Too big to fail.  Those might just be the scariest four words in the English language today.  Because the reason companies like Fannie Mae and Freddie Mac are too big to fail is simply the first two words of that phrase- they're too big, and we let them get that way.  In fact, what should be said is they're too big to continue in their current form

Why, you may ask, is this relevant for agriculture?  Because we're approaching the point the "too big to fail" conundrum will apply to large parts of the agriculture sector.  Meatpacking is the most obvious industry.  Almost certainly, three companies will soon control over 70% of the beef processing capacity in the U.S.  Smithfield is an enormous hog producer that owns 1.1 million sows or so.  Smithfield buys somewhere in the neighborhood of 90% of the hogs produced in North Carolina.  What do you think would happen if Smithfield were to threaten bankruptcy and liquidation?  I can tell you just about every single hog farmer in North Carolina would scream for a government bailout, because if Smithfield went out, they would have nowhere to sell their hogs.  And Smithfield would be happy to point to all the "family farm hog producers" in an effort to get some federal money (or, say, in an effort to get ethanol mandates repealed).

It's no different when it comes to the seeds farmers must plant every year.  Monsanto and DuPont control an enormous share of the seed market, and you can just imagine the cries for a bailout if either one of them was on shaky financial footing.

And we're headed toward the "too big to fail" dilemma in grain production.  Previously, we had to support the farmer through farm programs to save rural communities.  Given the structure of farm programs, that was always a farce, one that is now nearly impossible to maintain.  Today we need farm programs to "assure our food supply" and 50 years from now it will be to prop up the 10,000 acre + farms that are "too big to fail".

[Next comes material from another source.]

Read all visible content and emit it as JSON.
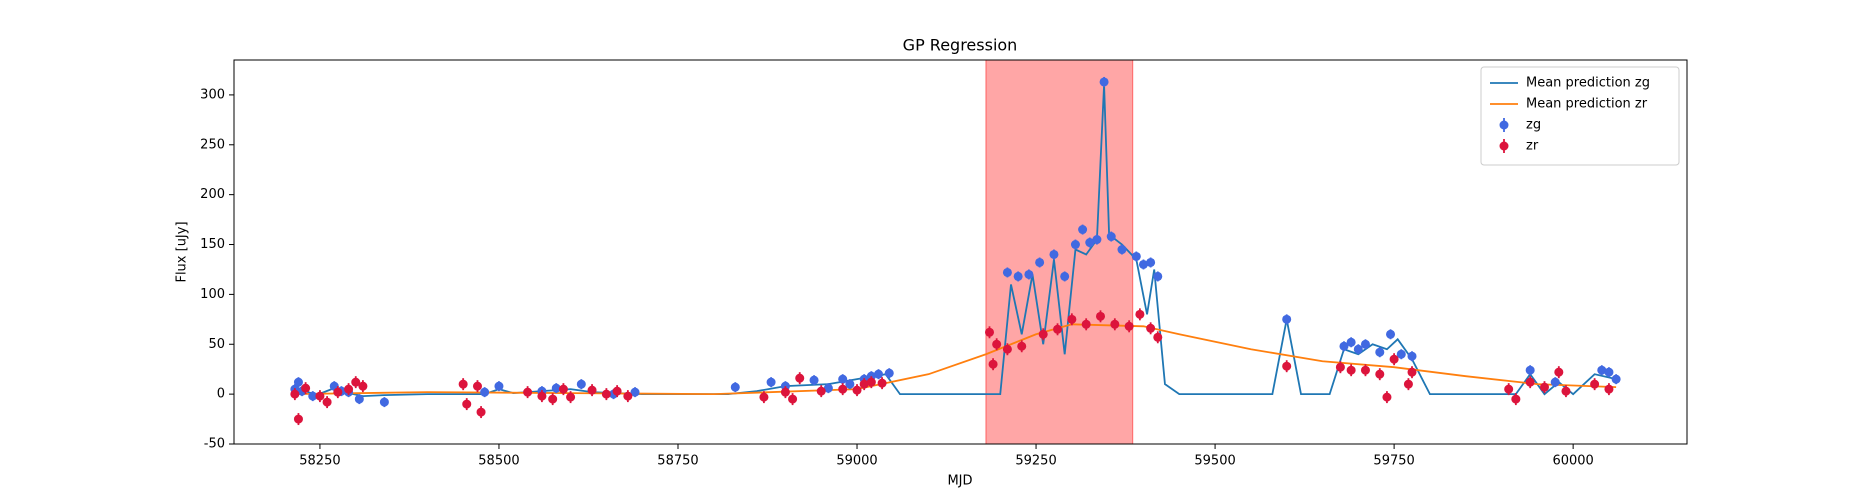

Why should the sustainable agriculture community care?  Because the inherent unsustainable paradoxes of our industrial food system will perpetuate themselves- forever- if the "too big to fail" model is applied to vast sectors of agriculture.  There is a quiet assumption among many that industrial ag will topple as a result of its own ecological hubris and monoculture business model  that allows for little diversification of risk.  But if industrial ag is "too big to fail" and the feds will always step in, sustainable ag will have an incredibly difficult time ever being more than a bit player on the agricultural scene.

Thankfully, Lowenstein briefly suggests a solution: break these companies up.  Just as we did with AT&T (and came damn close to doing with Microsoft), we can do with the industrial ag behemoths of today.  Smithfield should be busted into smaller meatpacking companies, etc.  We don't have to force them out of business, not at all.  But if we sit around and wait for the subprime crisis of agriculture, you can be sure the calls for government intervention will sound the loudest from those who despise government regulation today.